Dans les quartiers ou les maisons, les accumulateurs ne sont pas encore rentables. Les prix chutent si vite que les foyers préfèrent attendre pour investir. Mais cela devrait changer dans les dix prochaines années.

Outre les batteries lithium-ion, il existe des batteries de sodium-chlorure de nickel ou power-to-gas et power-to-liquid. Elles permettent de transformer l’eau, le CO2 et l’énergie électrique en méthanol. Cela permettrait d’exploiter des centrales à gaz sans alourdir le bilan de CO2, releve Gianno Operto, président de l’organisation faîtière de l’économie des énergies renouvelables et de l’efficacité énergétique AEE Suisse.

Décentraliser

Selon lui, la faible efficacité de certains processus importe peu, seule compte la valeur au moment de l’utilisation. Une installation peut aussi être retenue juste comme solution de dépannage. Mais il faut développer de nouveaux modèles d’affaires.

Les stockages décentralisés permettent de réduire les pertes de transformation et de réseau. Les grandes installations de pompage-turbinage ont certes l’avantage de pouvoir compenser des variations durant des jours, en cas d’absence de soleil et de vent, relève M.Krysiak.

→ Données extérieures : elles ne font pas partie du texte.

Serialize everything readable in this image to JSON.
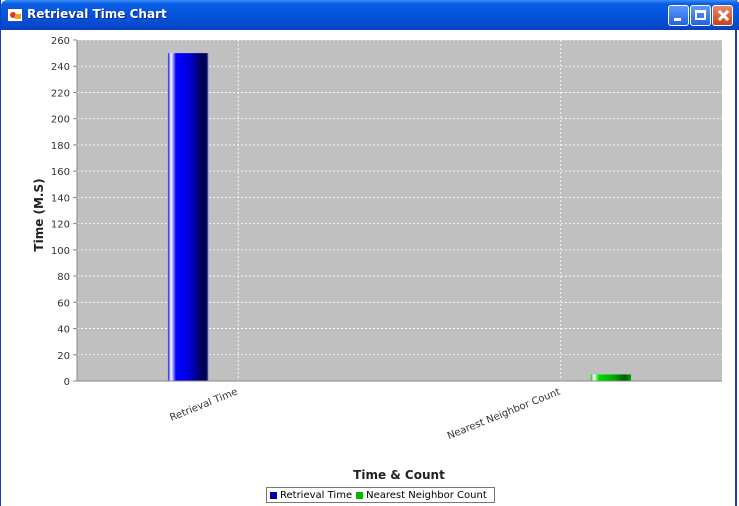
{
  "window": {
    "title": "Retrieval Time Chart"
  },
  "chart_data": {
    "type": "bar",
    "categories": [
      "Retrieval Time",
      "Nearest Neighbor Count"
    ],
    "series": [
      {
        "name": "Retrieval Time",
        "color": "#0000ff",
        "values": [
          250,
          0
        ]
      },
      {
        "name": "Nearest Neighbor Count",
        "color": "#00cc00",
        "values": [
          0,
          5
        ]
      }
    ],
    "xlabel": "Time & Count",
    "ylabel": "Time (M.S)",
    "ylim": [
      0,
      260
    ],
    "yticks": [
      0,
      20,
      40,
      60,
      80,
      100,
      120,
      140,
      160,
      180,
      200,
      220,
      240,
      260
    ],
    "grid": true,
    "legend_position": "bottom"
  }
}
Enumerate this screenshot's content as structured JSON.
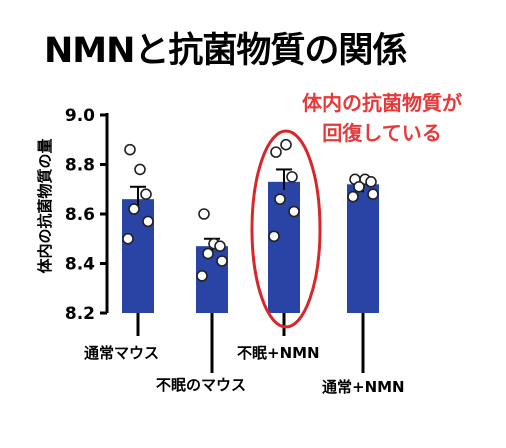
{
  "title": "NMNと抗菌物質の関係",
  "annotation": {
    "line1": "体内の抗菌物質が",
    "line2": "回復している"
  },
  "colors": {
    "bar": "#2a44a6",
    "annotation": "#e8393a",
    "ellipse": "#d9262b"
  },
  "chart_data": {
    "type": "bar",
    "ylabel": "体内の抗菌物質の量",
    "ylim": [
      8.2,
      9.0
    ],
    "yticks": [
      "8.2",
      "8.4",
      "8.6",
      "8.8",
      "9.0"
    ],
    "categories": [
      "通常マウス",
      "不眠のマウス",
      "不眠+NMN",
      "通常+NMN"
    ],
    "values": [
      8.66,
      8.47,
      8.73,
      8.72
    ],
    "errors": [
      0.05,
      0.03,
      0.05,
      0.02
    ],
    "points": [
      [
        8.86,
        8.78,
        8.68,
        8.62,
        8.57,
        8.5
      ],
      [
        8.6,
        8.48,
        8.47,
        8.44,
        8.41,
        8.35
      ],
      [
        8.85,
        8.88,
        8.75,
        8.66,
        8.61,
        8.51
      ],
      [
        8.74,
        8.74,
        8.73,
        8.71,
        8.68,
        8.67
      ]
    ],
    "highlight_index": 2
  }
}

Economiquement, il semble toutefois plus prometteur de continuer à miser sur les importations d’énergie pour assurer un approvisionnement stable tout l’hiver. En été, l’énergie solaire en trop pourrait être transformée en chaleur, gaz ou carburant pour réduire les importations de combustibles et carburants.

Investir intelligemment

Les investissements dans le stockage seront déterminants. Faute de variations de prix et à cause de la chute des rendements, il ne vaudra sans doute guère la peine de miser sur le pompage-turbinage ces prochaines années.

Les foyers doivent être incités à utiliser des solutions servant le système global. Un bond de l’utilisation de véhicules électriques risque de surcharger encore plus le réseau le soir au moment de la recharge des batteries. Les investissements dans le stockage doivent être coordonnés avec l’utilisation.

Les capacités de stockage nécessaires dépendront aussi des tarifs de l’électricité ou de la mise hors tension de certains appareils. Un pilotage de la consommation serait l’option la plus avantageuse, via la programmation d’une lessive à cinq heures du matin par exemple. Si la politique crée le cadre adéquat, le défi peut tout à fait être relevé, estime M.Krysiak.